Отступив, Анастасия не закончила бой, продолжая стонать, кричать извиваться, она царапала и грызла своего партнёра с остервенением одичавшей кошки.

Кровать билась о стену. Любовники, издавая животные крики, переворачивали лёгкую мебель, путешествуя по комнате в поисках новых мест для взаимодействия.

Процесс слияния ненасытной пары длился достаточно долго для того, чтобы стать очевидным окружавшим их соседям, поэтому, когда ярость страсти немного спала и Анастасия нежно мусолила его луковку своими губами в дверь агрессивно и сильно постучали. Обращать внимание на постороннее вмешательство не хотелось, и любовники решили проигнорировать этот негативный выпад внешнего мира в свою сторону, но стук повторился с ещё большей настойчивостью.

Анатоль обвязался недавно сброшенным его музой полотенцем и пошёл раздражённый к двери. За ней он увидел лицо, не менее раздражённого офицера, с которым был едва знаком, но знал, что тот живёт по соседству.

Несмотря на близость проживания, посредственность их знакомства была неслучайной. Анатоль никогда не питал к этому человеку симпатии, считая его персонажем исключительно грубым, и поэтому неприятным.
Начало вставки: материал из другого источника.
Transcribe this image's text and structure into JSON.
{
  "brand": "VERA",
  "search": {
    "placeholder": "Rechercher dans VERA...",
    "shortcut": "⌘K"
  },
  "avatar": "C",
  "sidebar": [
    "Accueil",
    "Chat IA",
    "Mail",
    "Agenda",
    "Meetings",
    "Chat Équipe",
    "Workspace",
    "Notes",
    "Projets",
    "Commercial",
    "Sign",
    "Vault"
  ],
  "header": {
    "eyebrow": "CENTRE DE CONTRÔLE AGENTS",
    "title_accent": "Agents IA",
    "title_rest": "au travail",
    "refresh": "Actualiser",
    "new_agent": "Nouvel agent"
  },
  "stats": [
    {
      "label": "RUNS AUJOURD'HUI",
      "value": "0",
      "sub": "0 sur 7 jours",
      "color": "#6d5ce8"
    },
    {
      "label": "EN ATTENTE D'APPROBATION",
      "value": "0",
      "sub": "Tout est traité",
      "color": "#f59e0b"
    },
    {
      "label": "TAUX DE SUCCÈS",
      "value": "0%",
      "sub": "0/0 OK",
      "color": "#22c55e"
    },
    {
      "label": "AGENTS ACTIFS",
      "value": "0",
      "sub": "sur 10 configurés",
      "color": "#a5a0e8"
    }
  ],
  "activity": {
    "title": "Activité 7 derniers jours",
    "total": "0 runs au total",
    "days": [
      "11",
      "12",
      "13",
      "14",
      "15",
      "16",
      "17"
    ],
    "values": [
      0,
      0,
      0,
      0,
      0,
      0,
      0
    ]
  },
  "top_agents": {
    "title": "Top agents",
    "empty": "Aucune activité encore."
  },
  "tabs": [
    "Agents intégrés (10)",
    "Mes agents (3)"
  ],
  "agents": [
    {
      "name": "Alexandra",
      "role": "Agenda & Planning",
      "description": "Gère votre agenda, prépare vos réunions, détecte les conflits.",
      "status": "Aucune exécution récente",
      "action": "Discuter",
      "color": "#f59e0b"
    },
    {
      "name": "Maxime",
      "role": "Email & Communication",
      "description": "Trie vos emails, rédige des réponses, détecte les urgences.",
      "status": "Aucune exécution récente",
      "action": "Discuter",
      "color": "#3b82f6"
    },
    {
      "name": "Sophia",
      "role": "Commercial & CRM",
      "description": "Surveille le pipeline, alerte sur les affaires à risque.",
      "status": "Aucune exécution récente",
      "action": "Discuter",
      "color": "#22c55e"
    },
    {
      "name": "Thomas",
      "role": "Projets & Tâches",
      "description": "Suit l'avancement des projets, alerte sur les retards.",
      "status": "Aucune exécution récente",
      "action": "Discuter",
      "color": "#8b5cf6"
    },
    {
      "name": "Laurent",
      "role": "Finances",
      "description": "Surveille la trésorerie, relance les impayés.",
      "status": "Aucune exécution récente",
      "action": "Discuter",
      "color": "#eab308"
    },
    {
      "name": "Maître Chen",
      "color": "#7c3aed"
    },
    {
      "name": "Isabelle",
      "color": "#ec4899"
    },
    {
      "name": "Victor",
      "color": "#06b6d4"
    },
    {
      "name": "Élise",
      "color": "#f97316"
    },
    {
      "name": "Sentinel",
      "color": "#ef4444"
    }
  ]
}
Избегал встреч с ним всеми возможными способами, и первое время после своего поселения в этой квартире отбивался как мог от его попыток завязать знакомство. Причём внутренняя неприязнь нашего чистоплюя была настолько высокой, что он не затруднил себя запомнить имя соседа. Но тот в силу своего грубоватого простодушия, казалось, не замечал производимого впечатления и продолжая упорствовать в своей фамильярности ещё больше раздражал Анатоля.

– Голубчик мой, я всё понимаю, но давай уж как-нибудь потише. Оно, конечно, есть чем похвастаться, не у каждого так до визга получается барышню довести, но ты пойми правильно, ведь и я могу быть не один… Ты своей этой рот, что ли,  ладошкой прикрывай раз уж ты такой жеребец и ей никак не сдержаться. Оно так тоже бывает интересно…

Всё время пока этот человек высказывал Анатолю свои замечания, с его точки зрения, может быть даже и лестные в чём-то, Анатоль менялся в лице и из красного становился бледным. Слушая этот небольшой, но отчётливый монолог, Анатоль убеждался в беспредельной наглости своего соседа, посмевшего так бесцеремонно вторгаться в приватность его личной жизни, да ещё и в такой вульгарной форме.

– Как Вы смеете… – Вспылил Анатоль, недослушав раздражающий его монолог. – Так вульгарно вторгаться в интимную часть моей жизни и так скабрёзно разбирать то, что касается исключительно меня.

– Как я смею, как смею… Да твоя интимность дорогой мой друг стала достоянием всего подъезда и скажи спасибо, что я хотя бы прервал твою трансляцию собственных похождений и не позволил окончательно выглядеть идиотом.